Certes, les 1, 4 million de Français établis à l'étranger reconnaissent qu'il est plus facile de s'installer dans un pays quand on en connaît la langue et les usages. C'est une question de bon sens ! Mais, en pratique, la plupart d'entre eux sont arrivés sans parler un mot de la langue du pays. Ils l'ont apprise sur place en prenant des cours ou en faisant des « petits boulots ». Je pense notamment aux communautés françaises d'Europe du Nord : le danois, le finnois, le néerlandais, le suédois ne sont guère parlés hors des pays qui sont le berceau de ces langues. Voilà des hommes et des femmes qui, pour la plupart d'entre eux, se trouvaient exactement dans la même situation que celle que connaît l'étranger qui arrive en France sans avoir appris auparavant le français.

Dès lors, pourquoi imposer, monsieur le ministre, cette condition supplémentaire, qui fait double emploi avec le contrat d'accueil et d'intégration, le CAI ? Après toute la guimauve qui enrobe le début de la page 33 du rapport de M. Mariani, on trouve la vraie raison, dont je vais vous donner lecture, mes chers collègues :

« Par ailleurs, dans le cadre de la formation linguistique préalable à l'étranger, l'autorité administrative disposera d'un outil très efficace pour s'assurer du suivi effectif des cours de français puisque, en l'absence de présentation du justificatif d'assiduité, le visa long séjour nécessaire à l'entrée en France ne sera pas délivré. Il n'existe pas de dispositif aussi efficace permettant de s'assurer du suivi des formations dispensées, en France, dans le cadre du contrat d'accueil et d'intégration. »
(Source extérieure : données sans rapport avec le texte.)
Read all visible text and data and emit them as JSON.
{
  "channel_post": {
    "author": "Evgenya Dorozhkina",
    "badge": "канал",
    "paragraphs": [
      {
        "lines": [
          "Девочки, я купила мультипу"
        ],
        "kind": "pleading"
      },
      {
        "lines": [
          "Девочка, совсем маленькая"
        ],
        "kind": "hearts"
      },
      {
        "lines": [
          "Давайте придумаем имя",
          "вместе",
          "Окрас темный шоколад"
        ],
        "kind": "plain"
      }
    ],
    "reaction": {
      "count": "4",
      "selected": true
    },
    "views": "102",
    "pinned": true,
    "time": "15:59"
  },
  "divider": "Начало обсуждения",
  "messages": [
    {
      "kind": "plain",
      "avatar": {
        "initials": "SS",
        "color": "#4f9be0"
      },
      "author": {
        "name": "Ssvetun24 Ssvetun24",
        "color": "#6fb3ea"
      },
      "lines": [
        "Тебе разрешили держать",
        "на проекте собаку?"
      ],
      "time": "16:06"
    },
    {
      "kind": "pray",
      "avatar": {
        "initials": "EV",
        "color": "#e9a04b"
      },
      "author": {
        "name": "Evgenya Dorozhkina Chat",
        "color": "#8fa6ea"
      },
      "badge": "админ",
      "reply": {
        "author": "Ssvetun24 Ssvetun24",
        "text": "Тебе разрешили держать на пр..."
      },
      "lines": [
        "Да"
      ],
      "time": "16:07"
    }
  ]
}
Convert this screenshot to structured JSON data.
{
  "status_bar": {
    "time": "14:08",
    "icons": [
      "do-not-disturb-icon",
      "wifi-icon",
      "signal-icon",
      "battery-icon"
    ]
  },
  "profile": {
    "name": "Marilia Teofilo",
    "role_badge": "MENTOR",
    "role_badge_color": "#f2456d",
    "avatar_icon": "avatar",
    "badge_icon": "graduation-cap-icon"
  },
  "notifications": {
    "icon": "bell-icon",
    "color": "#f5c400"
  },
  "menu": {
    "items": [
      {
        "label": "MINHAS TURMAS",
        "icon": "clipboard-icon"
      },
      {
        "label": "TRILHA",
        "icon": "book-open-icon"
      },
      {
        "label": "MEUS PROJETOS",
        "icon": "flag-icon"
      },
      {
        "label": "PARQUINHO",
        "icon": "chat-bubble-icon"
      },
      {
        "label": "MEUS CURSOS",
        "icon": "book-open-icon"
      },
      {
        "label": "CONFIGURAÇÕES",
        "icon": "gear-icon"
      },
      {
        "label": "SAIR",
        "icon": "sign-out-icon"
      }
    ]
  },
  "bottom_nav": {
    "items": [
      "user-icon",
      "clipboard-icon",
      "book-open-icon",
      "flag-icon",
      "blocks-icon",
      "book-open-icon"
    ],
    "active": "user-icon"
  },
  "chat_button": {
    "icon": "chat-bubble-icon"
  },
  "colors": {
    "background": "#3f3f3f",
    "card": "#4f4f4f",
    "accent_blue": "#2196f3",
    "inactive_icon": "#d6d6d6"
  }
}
Il s'agit non pas de faire en sorte que les arrivants soient mieux préparés, mais bel et bien de prévoir une mesure de coercition pour leur faire apprendre le français de force.

Nous qui connaissons les lenteurs de l'ANAEM, l'Agence nationale de l'accueil des étrangers et des migrations, des consulats, de la sous-direction de la circulation des étrangers à Nantes, nous savons fort bien que l'objectif est de retarder encore un peu plus la venue des membres de la famille du migrant.

Au final, ces femmes et ces enfants arriveront sur notre sol trois au quatre ans plus tard. Ainsi, les enfants n'auront pu aller à l'école maternelle ou n'auront pu suivre les premières années de classe primaire ; ils rencontreront donc plus de problèmes d'adaptation.

Plus on s'établit jeune dans un pays, plus on a de chances, non pas de s'y intégrer - il ne faut pas raconter d'histoires ! -, mais de s'adapter à sa langue, à ses moeurs, à ses us et coutumes. C'est bien plus facile que lorsque la personne a déjà pu affirmer sa personnalité.

J'irai même plus loin. Que dirait le Gouvernement français si la Chine, le Japon, par exemple, imposaient aux épouses des cadres expatriés d'apprendre le mandarin ou le japonais pour rejoindre leurs époux ?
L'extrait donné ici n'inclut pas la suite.